The regeneration of the inferior or degenerate races by the superior races is part of the providential order of things for humanity. With us, the common man is nearly always a declasse nobleman, his heavy hand is better suited to handling the sword than the menial tool. Rather than work, he chooses to fight, that is, he returns to, his first estate. Regere imperio populos, that is our vocation. Pour forth this all- consuming activity onto countries which, like China, are crying aloud for foreign conquest. Turn the adventurers who disturb European society into a ver sacrum, a horde like those of the Franks, the Lombards, or the Normans, and every man will be in his right role. Nature has made a race of workers, the Chinese race, who have wonderful manual dexterity and almost no sense of honor; govern them with justice, levying from them, in return for the blessing of such a government, an ample allowance for the conquering race, and they will be satisfied; a race of tillers of the soil, the Negro; treat him with kindness and humanity, and all will be as it should; a race of masters and soldiers, the European race. Reduce this noble race to working in the ergastulum like Negroes and Chinese, and they rebel. In Europe, every rebel is, more or less, a soldier who has missed his calling, a creature made for the heroic life, before whom you are setting a task that is contrary to his race - a poor worker, too good a soldier. But the life at which our workers rebel would make a Chinese or a fellah happy, as they are not military creatures in the least. Let each one do what he is made for, and all will be well.

Hitler? Rosenberg? No, Renan.

But let us come down one step further. And it is the long-winded politician. Who protests? No one, so far as I know, when M. Albert Sarraut, the former governor-general of Indochina, holding forth to the students at the Ecole Coloniale, teaches them that it would be puerile to object to the European colonial enterprises in the name of "an alleged right to possess the land one occupies, and some sort of right to remain in fierce isolation, which would leave unutilized resources to lie forever idle in the hands of incompetents."

And who is roused to indignation when a certain Rev. Barde assures us that if the goods of this world "remained divided up indefinitely, as they would be without colonization, they would answer neither the purposes of God nor the just demands of the human collectivity?"

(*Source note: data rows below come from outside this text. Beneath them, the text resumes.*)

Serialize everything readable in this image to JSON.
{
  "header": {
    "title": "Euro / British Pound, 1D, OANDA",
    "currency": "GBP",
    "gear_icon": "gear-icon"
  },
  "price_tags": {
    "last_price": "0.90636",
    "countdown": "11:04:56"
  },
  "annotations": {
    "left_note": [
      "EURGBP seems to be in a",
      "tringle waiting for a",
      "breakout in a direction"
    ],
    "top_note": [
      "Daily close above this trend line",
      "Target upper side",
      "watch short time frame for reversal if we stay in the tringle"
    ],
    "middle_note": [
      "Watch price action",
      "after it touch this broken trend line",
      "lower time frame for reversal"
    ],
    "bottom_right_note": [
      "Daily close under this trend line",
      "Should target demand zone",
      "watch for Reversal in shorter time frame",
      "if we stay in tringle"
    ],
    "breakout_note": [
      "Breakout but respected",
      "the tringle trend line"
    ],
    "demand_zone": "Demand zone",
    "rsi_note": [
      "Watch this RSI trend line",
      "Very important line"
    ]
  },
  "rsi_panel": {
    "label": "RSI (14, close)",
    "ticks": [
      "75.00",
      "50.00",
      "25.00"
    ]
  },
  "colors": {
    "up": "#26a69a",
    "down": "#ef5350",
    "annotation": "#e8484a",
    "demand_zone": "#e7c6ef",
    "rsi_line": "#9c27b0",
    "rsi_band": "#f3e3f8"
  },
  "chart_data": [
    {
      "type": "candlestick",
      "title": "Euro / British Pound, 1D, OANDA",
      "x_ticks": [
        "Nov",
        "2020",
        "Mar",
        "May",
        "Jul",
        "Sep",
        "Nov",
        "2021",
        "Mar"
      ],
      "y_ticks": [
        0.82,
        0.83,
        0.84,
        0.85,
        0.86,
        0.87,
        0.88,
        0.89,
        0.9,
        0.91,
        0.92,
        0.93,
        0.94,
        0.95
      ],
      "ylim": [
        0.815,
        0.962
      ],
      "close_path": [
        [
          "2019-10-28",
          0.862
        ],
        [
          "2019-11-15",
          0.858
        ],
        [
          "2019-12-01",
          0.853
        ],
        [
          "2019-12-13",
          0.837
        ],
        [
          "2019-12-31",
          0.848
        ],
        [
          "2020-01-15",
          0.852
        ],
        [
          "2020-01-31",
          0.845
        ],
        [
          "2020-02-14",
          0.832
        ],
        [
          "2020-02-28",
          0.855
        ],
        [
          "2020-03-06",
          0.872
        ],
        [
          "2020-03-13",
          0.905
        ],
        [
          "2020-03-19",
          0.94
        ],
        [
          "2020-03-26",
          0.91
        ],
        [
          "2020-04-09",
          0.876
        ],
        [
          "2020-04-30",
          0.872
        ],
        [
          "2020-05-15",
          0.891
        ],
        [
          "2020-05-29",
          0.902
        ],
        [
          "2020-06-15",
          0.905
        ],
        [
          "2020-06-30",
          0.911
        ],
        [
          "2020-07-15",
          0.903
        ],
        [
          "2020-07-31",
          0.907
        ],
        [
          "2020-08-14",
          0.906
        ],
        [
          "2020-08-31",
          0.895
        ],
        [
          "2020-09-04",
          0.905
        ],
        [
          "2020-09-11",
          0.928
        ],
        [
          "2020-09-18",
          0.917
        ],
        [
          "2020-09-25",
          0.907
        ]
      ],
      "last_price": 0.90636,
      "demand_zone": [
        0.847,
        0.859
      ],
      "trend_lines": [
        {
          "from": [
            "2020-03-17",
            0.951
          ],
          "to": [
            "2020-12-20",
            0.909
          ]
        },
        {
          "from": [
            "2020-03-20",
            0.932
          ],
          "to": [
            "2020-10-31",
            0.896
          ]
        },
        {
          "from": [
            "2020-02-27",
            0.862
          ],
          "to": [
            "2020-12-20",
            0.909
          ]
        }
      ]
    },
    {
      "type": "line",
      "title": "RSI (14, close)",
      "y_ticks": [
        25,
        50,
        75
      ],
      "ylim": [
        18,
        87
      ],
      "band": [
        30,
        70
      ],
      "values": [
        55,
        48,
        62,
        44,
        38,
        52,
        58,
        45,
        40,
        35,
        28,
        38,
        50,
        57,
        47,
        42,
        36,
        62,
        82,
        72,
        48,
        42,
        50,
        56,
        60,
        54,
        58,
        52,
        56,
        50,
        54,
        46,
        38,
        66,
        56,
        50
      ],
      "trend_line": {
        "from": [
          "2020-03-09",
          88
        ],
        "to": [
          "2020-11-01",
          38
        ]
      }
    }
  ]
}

Since, as his fellow Christian, the Rev. Muller, declares: "Humanity must not, cannot allow the incompetence, negligence, and laziness of the uncivilized peoples to leave idle indefinitely the wealth which God has confided to them, charging them to make it serve the good of all."

No one.

I mean not one established writer, not one academician, not one preacher, not one crusader for the right and for religion, not one "defender of the human person."

And yet, through the mouths of the Sarrauts and the Bardes, the Mullers and the Renans, through the mouths of all those who considered - and consider - it lawful to apply to non-European peoples "a kind of expropriation for public purposes" for the benefit of nations that were stronger and better equipped, it was already Hitler speaking!

What am I driving at? At this idea: that no one colonizes innocently, that no one colonizes with impunity either; that a nation which colonizes, that a civilization which justifies colonization - and therefore force - is already a sick civilization, a civilization that is morally diseased, that irresistibly, progressing from one consequence to another, one repudiation to another, calls for its Hitler, I mean its punishment.